31. A method according to Claim 29 or 30, in which the red blood cell is disrupted by exposure to ultrasound.

32. A method according to any of Claims 29 to 31 , in which steps (c) and/or (d) are repeated.

33. Use of a membrane translocation sequence to load an agent into a red blood cell.

34. A method of producing a red blood cell suitable for delivery of a polypeptide to a vertebrate, the method comprising the steps of:

(a) providing a transgenic animal carrying and expressing a transgene encoding a fusion protein comprising the polypeptide and a membrane translocation sequence (MTS);

(b) obtaining a red blood cell containing the fusion protein from the animal; and

(c) sensitising the red blood cell sensitising the red blood cell to render it susceptible to disruption by an energy source. .

35. A method of producing a red blood cell suitable for delivery of a polypeptide to a vertebrate, the method comprising the steps of:

(a) providing a red blood cell containing a polypeptide, the red blood cell being derived from a transgenic animal carrying and expressing a transgene encoding a fusion protein comprising the polypeptide and a membrane translocation sequence (MTS); and

(b) sensitising the red blood cell to render it susceptible to disruption by an energy source.

36. A method for the delivery of a polypeptide to a vertebrate, the method comprising the steps of:

(a) providing a transgenic animal carrying and expressing a transgene encoding a fusion protein comprising the polypeptide and a membrane translocation sequence (MTS);

(b) obtaining a red blood cell containing the fusion protein from the animal;

(c) sensitising the red blood cell to render it susceptible to disruption by an energy source;

(d) introducing the sensitised red blood cell to a vertebrate; and

(e) exposing the vertebrate, or a part of it, to an energy source at a level sufficient to disrupt the sensitised red blood cell.
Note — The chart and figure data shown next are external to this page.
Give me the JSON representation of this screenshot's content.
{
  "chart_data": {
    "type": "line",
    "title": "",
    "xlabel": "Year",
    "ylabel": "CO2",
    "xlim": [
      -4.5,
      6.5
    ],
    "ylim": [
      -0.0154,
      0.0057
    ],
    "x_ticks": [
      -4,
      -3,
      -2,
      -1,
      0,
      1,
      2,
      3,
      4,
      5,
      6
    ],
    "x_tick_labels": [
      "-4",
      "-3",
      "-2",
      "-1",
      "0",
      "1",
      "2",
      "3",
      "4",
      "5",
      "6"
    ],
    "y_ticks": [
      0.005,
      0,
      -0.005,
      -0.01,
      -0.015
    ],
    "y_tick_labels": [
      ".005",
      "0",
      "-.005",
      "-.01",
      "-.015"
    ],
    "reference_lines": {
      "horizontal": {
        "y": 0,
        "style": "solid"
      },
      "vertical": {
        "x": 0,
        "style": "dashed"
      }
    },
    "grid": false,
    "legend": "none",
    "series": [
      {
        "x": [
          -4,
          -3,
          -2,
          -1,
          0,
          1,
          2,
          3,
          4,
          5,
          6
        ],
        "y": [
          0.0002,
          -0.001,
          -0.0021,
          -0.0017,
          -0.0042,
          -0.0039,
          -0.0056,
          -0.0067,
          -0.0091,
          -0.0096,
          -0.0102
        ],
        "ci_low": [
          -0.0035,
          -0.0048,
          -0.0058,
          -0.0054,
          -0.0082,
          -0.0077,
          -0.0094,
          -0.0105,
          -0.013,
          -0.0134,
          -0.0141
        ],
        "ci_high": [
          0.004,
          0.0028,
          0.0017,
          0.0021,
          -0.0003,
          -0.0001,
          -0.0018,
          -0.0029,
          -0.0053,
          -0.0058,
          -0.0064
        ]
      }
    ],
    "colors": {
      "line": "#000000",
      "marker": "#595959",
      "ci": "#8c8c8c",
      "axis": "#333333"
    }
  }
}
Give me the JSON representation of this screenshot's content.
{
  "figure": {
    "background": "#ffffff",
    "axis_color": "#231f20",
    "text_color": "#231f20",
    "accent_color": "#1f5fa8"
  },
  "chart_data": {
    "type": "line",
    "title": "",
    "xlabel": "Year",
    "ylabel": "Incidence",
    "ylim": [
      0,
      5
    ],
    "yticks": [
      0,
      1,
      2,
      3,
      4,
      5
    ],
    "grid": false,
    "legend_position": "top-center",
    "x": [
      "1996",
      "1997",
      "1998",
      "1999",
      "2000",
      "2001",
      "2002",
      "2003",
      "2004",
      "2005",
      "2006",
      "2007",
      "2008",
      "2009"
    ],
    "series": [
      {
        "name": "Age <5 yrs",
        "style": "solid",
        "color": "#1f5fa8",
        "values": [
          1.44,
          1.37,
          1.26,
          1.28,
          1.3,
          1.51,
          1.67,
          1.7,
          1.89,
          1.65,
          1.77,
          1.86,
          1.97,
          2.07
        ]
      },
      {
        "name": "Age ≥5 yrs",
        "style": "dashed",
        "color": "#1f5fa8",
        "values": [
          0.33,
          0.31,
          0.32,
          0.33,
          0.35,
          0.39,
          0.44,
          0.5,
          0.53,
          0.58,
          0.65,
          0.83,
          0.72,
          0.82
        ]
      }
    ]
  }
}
37. A method of producing a polypeptide agent-MTS conjugate, the method comprising the steps of:

(a) isolating a red blood cell from a transgenic animal carrying and expressing a transgene encoding a fusion protein comprising the polypeptide and a membrane translocation sequence (MTS);

(b) sensitising the red blood cell to render it susceptible to disruption by an energy source;

(c) exposing the red blood cell to an energy source sufficient to disrupt the sensitized red blood cell; and

(d) isolating the fusion protein to provide the polypeptide agent-MTS conjugate.

38. A method according to any of Claims 34 to 37, in which the transgenic animal is selected from the group consisting of: mouse, rat, rabbit, sheep, goat, cow, and pig.

39. A method according to any of Claims 34 to 38, in which the polypeptide is expressed under the control of a β-globin promoter or enhancer.

40. A method according to any of Claims 34 to 39, in which the polypeptide is expressed under the control of a β-globin Locus Control Region (LCR).